The findings concluded a yearlong FBI investigation into whether Clinton mishandled classified information, either intentionally or through gross negligence.
 
Investigators who pored over tens of thousands of emails found no proof that Clinton or her aides intended to break laws governing the handling of classified information, Comey said. But he said, "There is evidence that they were extremely careless in their handling of very sensitive, highly classified information."
 
The statement was extraordinary, with Comey revealing his recommendation on live television from FBI headquarters rather than privately to Justice Department prosecutors, as is normally the case. Comey said he'd shared the FBI's findings with no one before his announcement, which came just hours before Clinton traveled to North Carolina with Obama on Air Force One to campaign with him for the first time this year.
 
The announcement came three days after the FBI interviewed Clinton in a final step of its yearlong investigation.
 
Comey directly contradicted many of Clinton's past explanations in the case, including her assertion that she'd turned over all her emails and that she had never sent or received any that were classified at the time. The FBI chief said that in the course of the investigation, 113 emails were determined to contain classified information at the time they were sent or received.
 
He also found that "several thousand work-related emails" were not among the group of 30,000 Clinton turned over in 2014. And he raised the possibility that people hostile to the U.S. had gained access to her personal email account.
 
"There is evidence to support a conclusion that any reasonable person in Secretary Clinton's position ... should have known that an unclassified system was no place" for sensitive conversations, Comey said.
 
Yet after criticizing Clinton, her aides and the State Department for their actions, he said that after looking at similar circumstances in past inquiries, the FBI believed that "no reasonable prosecutor would bring such a case."
 
"No charges are appropriate in this case," said Comey, who began a 10-year term as FBI director in 2013, meaning he would presumably remain if she is elected president.
 
The recommendation did not stop Trump, who has called for criminal charges, from continuing to make her private email server a campaign issue. After Comey's announcement, Trump tweeted: "The system is rigged. ... Very very unfair! As usual, bad judgment." Ryan said the decision defied explanation, adding, "No one should be above the law."
 
Clinton campaign spokesman Brian Fallon, meanwhile, voiced approval for the decision but reiterated that it had been a "mistake" for Clinton to use personal email.
 
Clinton's personal email server, which she relied on exclusively for government and personal business, has shadowed her campaign since The Associated Press revealed its existence in March 2015.
 
She has repeatedly said that no email she sent or received was marked classified, but the Justice Department began investigating last summer following a referral from the inspector general for the intelligence community.
 
The scrutiny was compounded by a critical audit in May from the State Department's inspector general, the agency's internal watchdog, that said Clinton and her team ignored clear warnings from department officials that her email setup violated federal standards and could leave sensitive material vulnerable to hackers.

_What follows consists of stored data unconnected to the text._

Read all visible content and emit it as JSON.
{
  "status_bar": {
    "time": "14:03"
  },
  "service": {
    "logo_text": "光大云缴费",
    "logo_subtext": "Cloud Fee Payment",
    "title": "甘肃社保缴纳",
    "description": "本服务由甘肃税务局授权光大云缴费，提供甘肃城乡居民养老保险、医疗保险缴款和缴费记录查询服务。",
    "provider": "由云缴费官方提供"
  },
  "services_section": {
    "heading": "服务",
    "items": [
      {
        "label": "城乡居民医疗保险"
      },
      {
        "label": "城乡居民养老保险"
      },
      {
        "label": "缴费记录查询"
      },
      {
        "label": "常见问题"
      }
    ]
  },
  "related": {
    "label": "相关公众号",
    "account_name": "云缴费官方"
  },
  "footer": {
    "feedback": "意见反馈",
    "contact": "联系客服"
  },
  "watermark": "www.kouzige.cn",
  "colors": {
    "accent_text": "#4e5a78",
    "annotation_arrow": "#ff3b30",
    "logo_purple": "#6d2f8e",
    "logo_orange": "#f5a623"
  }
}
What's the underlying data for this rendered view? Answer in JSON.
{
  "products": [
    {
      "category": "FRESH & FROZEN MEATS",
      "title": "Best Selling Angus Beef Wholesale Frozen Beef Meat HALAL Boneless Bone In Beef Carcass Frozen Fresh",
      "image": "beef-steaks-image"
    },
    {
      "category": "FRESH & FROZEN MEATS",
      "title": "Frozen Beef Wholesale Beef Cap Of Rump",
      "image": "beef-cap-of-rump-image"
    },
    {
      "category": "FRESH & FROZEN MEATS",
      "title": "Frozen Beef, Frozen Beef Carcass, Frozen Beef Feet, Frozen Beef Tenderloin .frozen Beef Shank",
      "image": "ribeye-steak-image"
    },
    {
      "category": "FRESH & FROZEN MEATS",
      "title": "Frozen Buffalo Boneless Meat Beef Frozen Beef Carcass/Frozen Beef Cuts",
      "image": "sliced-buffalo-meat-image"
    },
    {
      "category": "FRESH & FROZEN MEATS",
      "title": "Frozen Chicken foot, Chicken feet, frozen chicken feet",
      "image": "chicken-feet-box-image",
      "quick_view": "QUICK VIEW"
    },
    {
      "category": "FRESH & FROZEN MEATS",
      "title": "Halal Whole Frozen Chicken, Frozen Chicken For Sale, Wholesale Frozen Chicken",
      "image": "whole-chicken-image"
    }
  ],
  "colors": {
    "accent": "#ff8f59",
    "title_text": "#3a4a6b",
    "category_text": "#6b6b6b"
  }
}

Clinton declined to talk to the inspector general, but the audit said that she had feared "the personal being accessible" if she used a government email account.
 
The Clinton campaign said agents interviewed her last Saturday for three and one-half hours at FBI headquarters. Agents had earlier interviewed top aides, including her former State Department chief of staff, Cheryl Mills, and Huma Abedin, a longtime aide who now is the vice chairwoman of Clinton's campaign.
 
The staff member who set up the server, Bryan Pagliano, was granted limited immunity from prosecution by the Justice Department and also agreed to speak with prosecutors.
 
Lynch said Friday that she would accept whatever findings and recommendations were presented to her. Though she said she had already settled on that process, her statement came days after an impromptu meeting with former President Bill Clinton on her airplane in Phoenix that she acknowledged had led to questions about the neutrality of the investigation.